Hmmm. Let's see software that deals with external devices and events:

Browsers, compilers, operating systems, databases, communications systems, radar system, weapons systems, guidance systems, mp3 sofware, windtunnel software, engine management systems, video games, avionics, disk/tape/display/CD/DVD/USB/Printer/Network card/etc. device drivers, camera software, picture editing software, spreadsheets, editors, interpreters, Genome analysis, web servers, ftp, network OS, viruses, trojans, XML, stock control, calculators, phone software, microwaves, washing machines, accounting software, central heating controllers, tills, atms, petrol pumps, clocks, satellites ....

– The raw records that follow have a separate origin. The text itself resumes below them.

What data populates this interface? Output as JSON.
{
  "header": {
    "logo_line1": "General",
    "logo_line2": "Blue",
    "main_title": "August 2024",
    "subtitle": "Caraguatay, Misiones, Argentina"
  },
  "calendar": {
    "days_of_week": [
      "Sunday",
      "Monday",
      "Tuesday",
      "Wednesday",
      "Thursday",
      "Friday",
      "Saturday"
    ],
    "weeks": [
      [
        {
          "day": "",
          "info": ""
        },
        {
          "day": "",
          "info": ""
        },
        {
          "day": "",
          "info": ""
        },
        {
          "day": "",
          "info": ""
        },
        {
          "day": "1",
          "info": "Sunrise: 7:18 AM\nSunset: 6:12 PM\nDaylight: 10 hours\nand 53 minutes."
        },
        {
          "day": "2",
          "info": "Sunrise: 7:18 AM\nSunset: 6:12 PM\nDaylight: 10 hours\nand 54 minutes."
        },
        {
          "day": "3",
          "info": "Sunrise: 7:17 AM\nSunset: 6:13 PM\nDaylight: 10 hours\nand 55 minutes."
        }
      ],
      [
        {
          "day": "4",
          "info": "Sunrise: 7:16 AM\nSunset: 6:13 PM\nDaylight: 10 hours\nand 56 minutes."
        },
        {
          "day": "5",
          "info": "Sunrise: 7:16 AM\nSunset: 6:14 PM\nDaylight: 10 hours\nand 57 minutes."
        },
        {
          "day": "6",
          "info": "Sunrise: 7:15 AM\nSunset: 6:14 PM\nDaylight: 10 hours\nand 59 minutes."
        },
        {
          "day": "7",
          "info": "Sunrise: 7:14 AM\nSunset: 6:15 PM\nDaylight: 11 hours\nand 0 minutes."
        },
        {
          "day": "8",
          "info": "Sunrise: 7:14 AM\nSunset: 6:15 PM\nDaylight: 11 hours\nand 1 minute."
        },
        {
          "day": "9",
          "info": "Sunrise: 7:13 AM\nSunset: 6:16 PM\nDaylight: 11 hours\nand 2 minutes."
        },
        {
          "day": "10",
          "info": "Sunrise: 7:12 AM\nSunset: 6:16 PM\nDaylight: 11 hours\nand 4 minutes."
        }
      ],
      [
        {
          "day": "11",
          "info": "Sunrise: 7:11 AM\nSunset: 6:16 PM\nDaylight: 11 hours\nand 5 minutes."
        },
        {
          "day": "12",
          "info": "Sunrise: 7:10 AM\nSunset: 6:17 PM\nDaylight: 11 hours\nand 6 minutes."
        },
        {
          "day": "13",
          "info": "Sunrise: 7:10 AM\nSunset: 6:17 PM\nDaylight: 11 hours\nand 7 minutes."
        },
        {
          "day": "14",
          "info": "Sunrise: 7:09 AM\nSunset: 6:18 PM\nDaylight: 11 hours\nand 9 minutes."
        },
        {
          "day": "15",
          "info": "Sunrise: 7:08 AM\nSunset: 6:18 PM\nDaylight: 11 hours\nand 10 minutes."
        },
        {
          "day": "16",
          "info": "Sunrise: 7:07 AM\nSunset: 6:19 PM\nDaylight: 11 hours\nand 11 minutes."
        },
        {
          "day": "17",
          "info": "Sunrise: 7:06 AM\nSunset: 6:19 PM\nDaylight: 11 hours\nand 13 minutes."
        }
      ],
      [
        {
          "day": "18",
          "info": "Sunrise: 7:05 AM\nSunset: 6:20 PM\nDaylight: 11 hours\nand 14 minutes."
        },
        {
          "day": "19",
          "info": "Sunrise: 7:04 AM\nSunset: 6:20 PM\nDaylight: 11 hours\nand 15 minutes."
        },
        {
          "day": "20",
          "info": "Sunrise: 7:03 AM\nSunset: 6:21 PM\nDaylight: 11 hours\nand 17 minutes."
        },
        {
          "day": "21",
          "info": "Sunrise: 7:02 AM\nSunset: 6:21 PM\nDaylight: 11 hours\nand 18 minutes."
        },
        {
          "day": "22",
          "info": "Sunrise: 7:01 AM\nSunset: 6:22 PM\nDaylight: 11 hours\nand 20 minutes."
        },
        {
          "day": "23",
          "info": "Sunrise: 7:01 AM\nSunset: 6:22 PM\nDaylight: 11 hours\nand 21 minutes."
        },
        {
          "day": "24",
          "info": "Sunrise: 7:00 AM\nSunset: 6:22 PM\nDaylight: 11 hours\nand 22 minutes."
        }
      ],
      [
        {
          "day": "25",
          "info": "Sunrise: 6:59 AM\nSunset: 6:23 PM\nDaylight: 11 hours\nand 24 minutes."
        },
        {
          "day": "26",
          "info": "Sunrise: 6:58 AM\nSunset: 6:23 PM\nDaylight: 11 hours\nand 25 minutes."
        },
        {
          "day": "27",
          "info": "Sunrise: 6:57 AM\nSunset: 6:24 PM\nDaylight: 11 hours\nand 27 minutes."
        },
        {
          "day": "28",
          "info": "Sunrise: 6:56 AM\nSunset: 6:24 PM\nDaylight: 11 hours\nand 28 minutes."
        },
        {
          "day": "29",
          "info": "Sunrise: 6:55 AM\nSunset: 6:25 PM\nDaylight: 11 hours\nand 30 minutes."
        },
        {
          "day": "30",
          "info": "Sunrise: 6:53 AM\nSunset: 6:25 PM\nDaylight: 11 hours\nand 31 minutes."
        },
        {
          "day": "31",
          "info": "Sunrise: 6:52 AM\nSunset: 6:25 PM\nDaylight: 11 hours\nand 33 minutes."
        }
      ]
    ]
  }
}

Although I've heard rumors of old fogies using C and Fortran and running compute intensive simulations for hours and days and months. But its just a rumor, so you can safely discount it.

Counterpoint?


Examine what is said, not who speaks -- Silence betokens consent -- Love the truth but pardon error.
Lingua non convalesco, consenesco et abolesco. -- Rule 1 has a caveat! -- Who broke the cabal?
"Science is about questioning the status quo. Questioning authority".
The "good enough" maybe good enough for the now, and perfection maybe unobtainable, but that should not preclude us from striving for perfection, when time, circumstance or desire allow.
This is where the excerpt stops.